Hi Rob,
Sorry for the late response.
On 5/17/07, Rob Butler <[EMAIL PROTECTED]> wrote:
Hi Trustin,
Thanks for your rapid response. I guess my confusion stems from passing a
processorCount and Executor to SocketAcceptor. If you want a fixed number of
IO processors shouldn't you either:
1) Pass only a processorCount parameter and let SocketAcceptor use the most
appropriate Executor internally. Even better, maybe not use an executor at all
and just create a thread dedicated to each processorCount. Why bother with the
overhead of a pool if the thread is basically dedicated to the IO processor?

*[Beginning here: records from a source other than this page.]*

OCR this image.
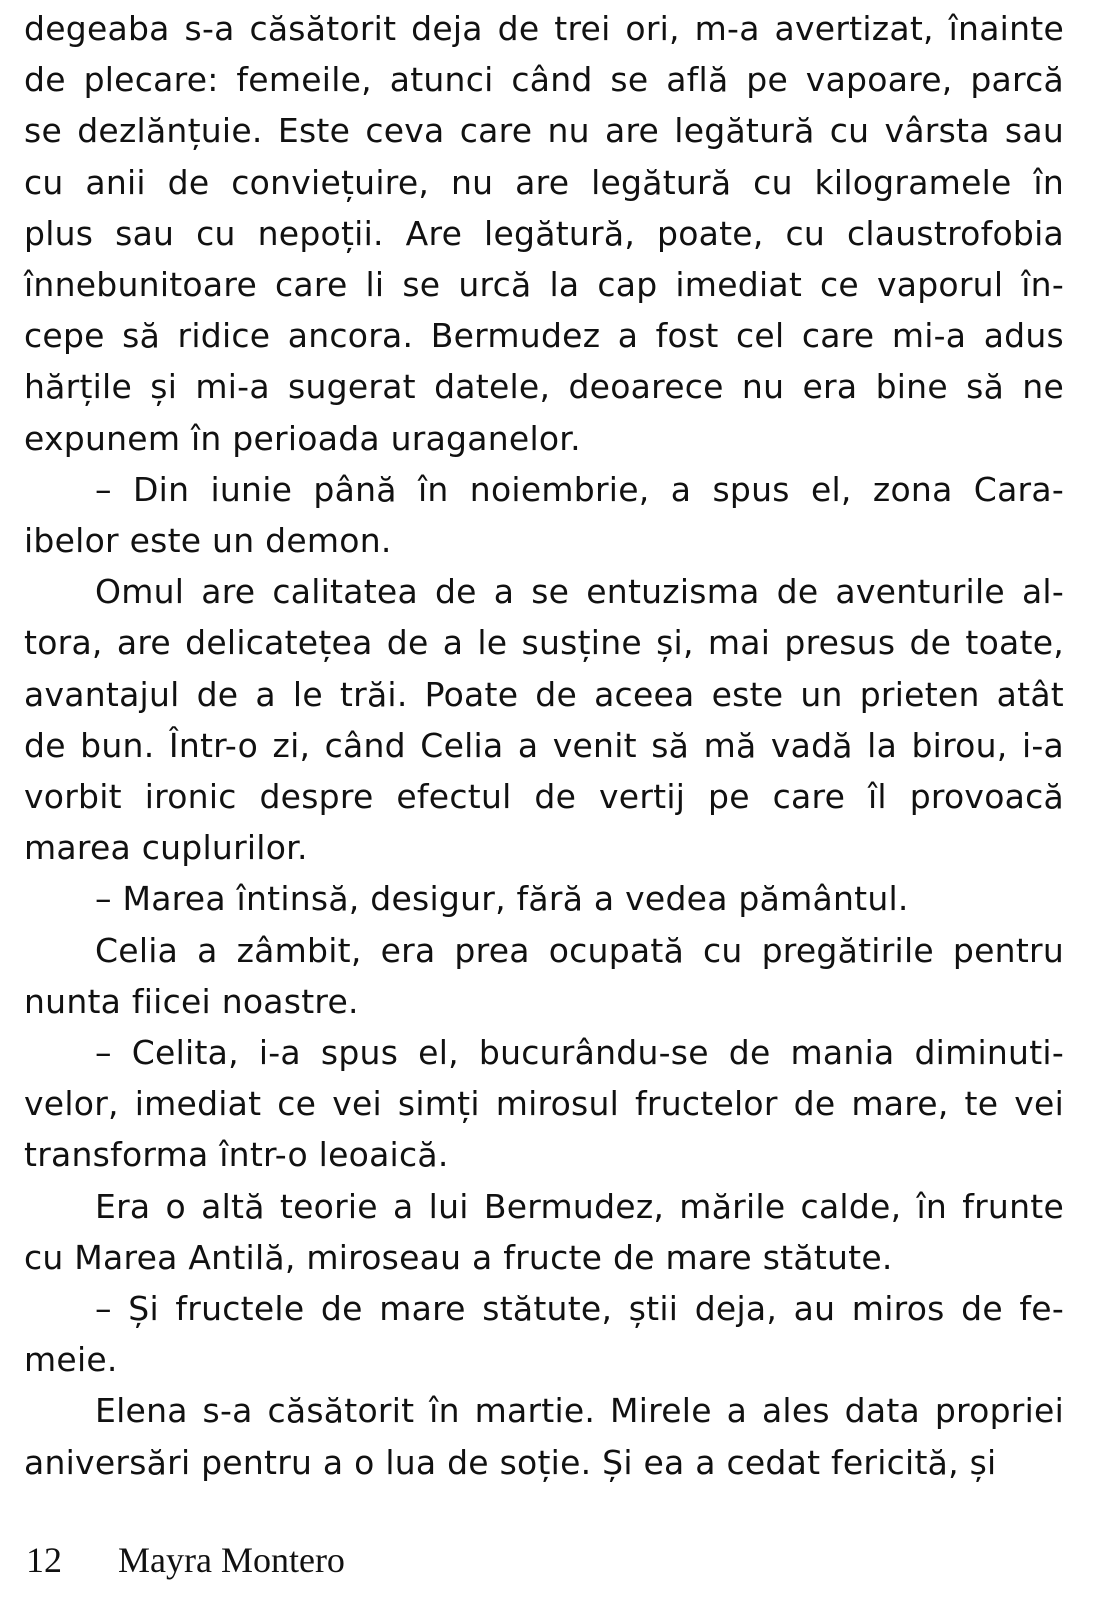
degeaba s-a căsătorit deja de trei ori, m-a avertizat, înainte
de plecare: femeile, atunci când se află pe vapoare, parcă
se dezlănțuie. Este ceva care nu are legătură cu vârsta sau
cu anii de conviețuire, nu are legătură cu kilogramele în
plus sau cu nepoții. Are legătură, poate, cu claustrofobia
înnebunitoare care li se urcă la cap imediat ce vaporul în-
cepe să ridice ancora. Bermudez a fost cel care mi-a adus
hărțile și mi-a sugerat datele, deoarece nu era bine să ne
expunem în perioada uraganelor.

– Din iunie până în noiembrie, a spus el, zona Cara-
ibelor este un demon.

Omul are calitatea de a se entuzisma de aventurile al-
tora, are delicatețea de a le susține și, mai presus de toate,
avantajul de a le trăi. Poate de aceea este un prieten atât
de bun. Într-o zi, când Celia a venit să mă vadă la birou, i-a
vorbit ironic despre efectul de vertij pe care îl provoacă
marea cuplurilor.

– Marea întinsă, desigur, fără a vedea pământul.

Celia a zâmbit, era prea ocupată cu pregătirile pentru
nunta fiicei noastre.

– Celita, i-a spus el, bucurându-se de mania diminuti-
velor, imediat ce vei simți mirosul fructelor de mare, te vei
transforma într-o leoaică.

Era o altă teorie a lui Bermudez, mările calde, în frunte
cu Marea Antilă, miroseau a fructe de mare stătute.

– Și fructele de mare stătute, știi deja, au miros de fe-
meie.

Elena s-a căsătorit în martie. Mirele a ales data propriei
aniversări pentru a o lua de soție. Și ea a cedat fericită, și

12 Mayra Montero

I/O processor threads exit when there's no more channels to manage,
and start to run a new connection is added to it. Creating a new
thread is an expensive task, so providing an executor will improve the
performance. We started to utilize Executor interface because one of
the users wanted to control how the threads are created in a container
environment.
or
2) Pass only an Executor and if you want a fixed number of IO processors use
Executor.newFixedThreadPool(nThreads).
My thought is someone could do something like this:
new SocketAcceptor(10, Executor.newFixedThreadPool(3));
And that's probably really a bad idea.
True. it should be Executors.newFixedThreadPool(11). (10 I/O
processors and one acceptor thread).
If instead the constructors were changed to:
public SocketAcceptor(){
this(1);
}
public SocketAcceptor(int processorCount){
this(processorCount, Executor.newFixedThreadPool(processorCount));
}
Looks good so far.
private SocketAcceptor(int processorCount, Executor executor){
// existing code of constructor here.
// or refactor code into SocketAcceptor(int processorCount) constructor
}
Things would be more bullet proof and prevent someone from making a mistake
like I've shown above. Since the Executor (actually ExecutorService) is
internal to the SocketAcceptor it would be responsible for calling
ExecutorServiceImpl.shutdown(). This could be done in the doUnbind() method of
SocketAcceptor.
Failing such modifications, the default constructor for SocketAcceptor uses
NewThreadExecutor(). Wouldn't it be more efficient to use
Executor.newFixedThreadPool(1)?
It will be more efficient, but user will not have control over the
life cycle of the executor (thread pool). When should shutdown() of
the thread pool called? I think most users will need to control it.
Instead, what about providing a self diagnostic code that detects when
a thread pool runs out of thread? For example, we could log something
when I/O processor's run() method is not being executed for certain
period of time (e.g. 60 sec) since Executor.execute() is called.